Il y a quarante ans / La danse hip-hop arrive au Luxembourg par Esch
En vacances à Paris chez sa tante durant l’été 1983, l’adolescent de Belvaux Eddy Africa découvre le moonwalk et le breakdance. À son retour, il les montre son frère cadet André, qui est emballé. La danse hip- hop est née sur le sol luxembourgeois. Et avec elle bientôt les Cool Brebs d’Esch-sur-Alzette.

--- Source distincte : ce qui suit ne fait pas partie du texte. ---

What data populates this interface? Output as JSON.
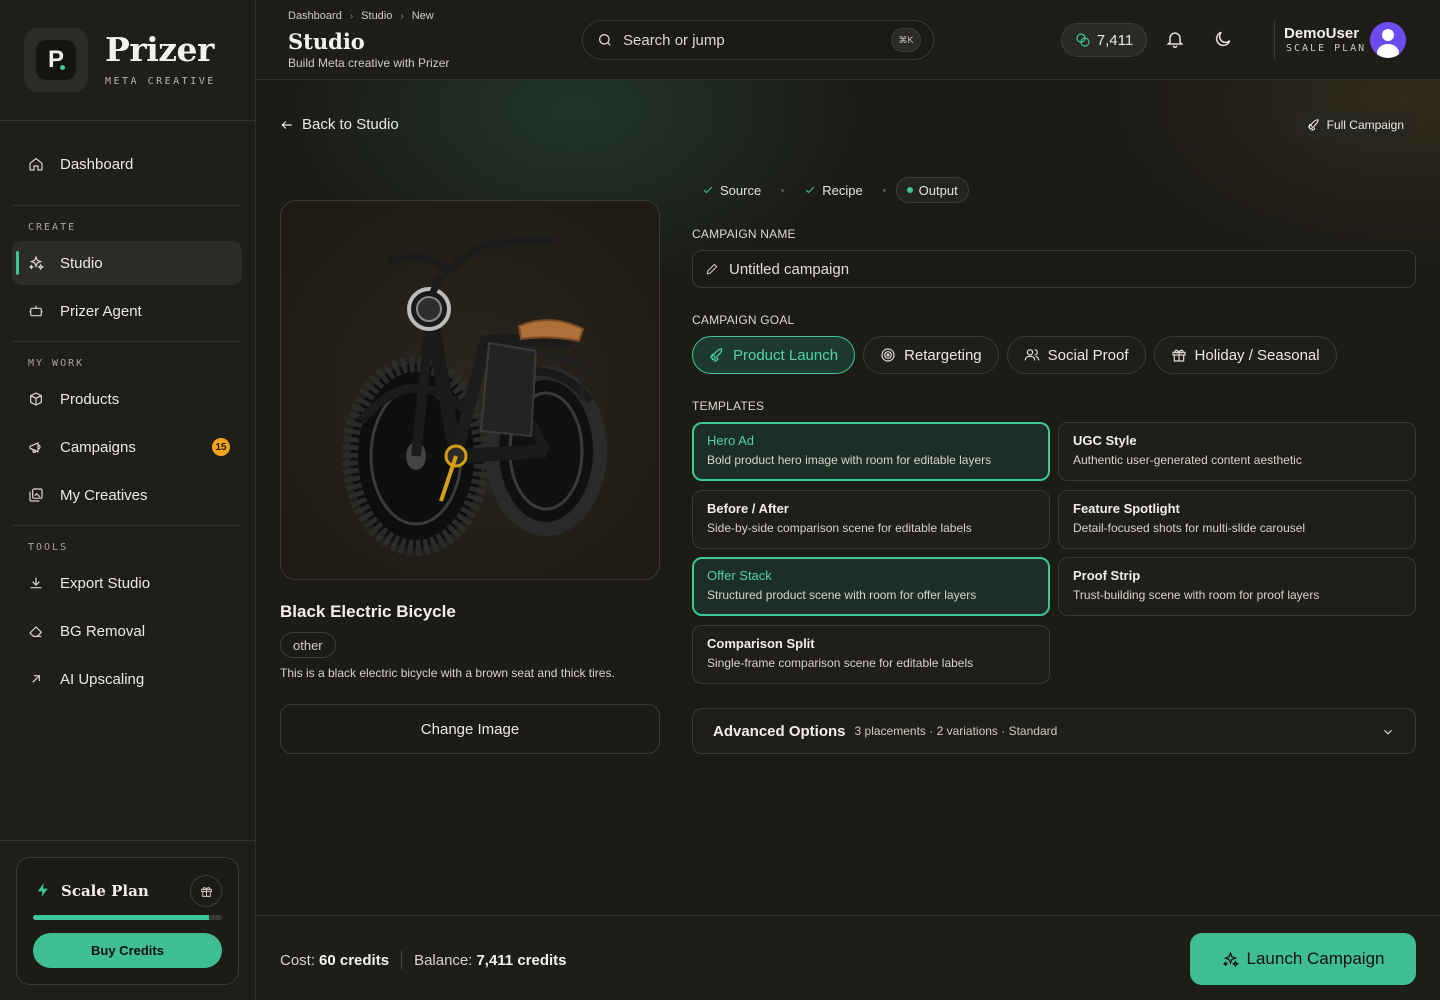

Le mois de juillet de l’été 1983 est caniculaire. „C’est bon pour le moral“, chantait la Compagnie Créole sur ce qui fut le tube de la saison. Le président américain Ronald Reagan vient de déclarer le mois d’octobre „National Roller Skating Month“, zénith de la fureur qui entoure le patin à roulettes, depuis qu’il a emprunté au skate-board les roues en polyuréthane. Voilà qui peine toutefois à faire oublier la menace que font peser la guerre froide et sa course à l’armement. Le bourgmestre d’Esch-sur-Alzette, Jos. Brebsom, est inquiet. Il s’apprêtait à la rentrée à tenir conférence avec son homologue de Sarrebruck, Oskar Lafontaine, pour dénoncer l’incohérence des budgets militaires qui s’envolent au moment où tant de personnes meurent de faim.
Du Trocadéro …
En cet été 1983, après la fin de l’année scolaire, Eddy Afrika, du haut de ses seize ans, quitte le Sud du Luxembourg pour des vacances chez sa tante en banlieue parisienne. Il emporte avec lui ses rollers qu’il ne quitte plus depuis quelques années. Pour faire du roller à Paris, l’esplanade du Trocadéro en face de la Tour Eiffel est le lieu incontournable. C’est là qu’on peut découvrir les nouvelles pratiques. De jeunes gens montrent ce qu’ils savent faire et en perçoivent les premiers cachets, sous la forme d’oboles données par les nombreux touristes. La nouveauté permet de se distinguer. Et cet été-là, des mouvements spectaculaires et inédits captent l’attention du plus grand nombre. Des jeunes gens réussissent à se déplacer en arrière en faisant le mouvement de marcher en avant. C’est le moonwalk que Michael Jackson va bientôt mondialiser, mais que l’on doit au smurf qui va de pair avec le breakdance pour former ensemble la danse hip-hop.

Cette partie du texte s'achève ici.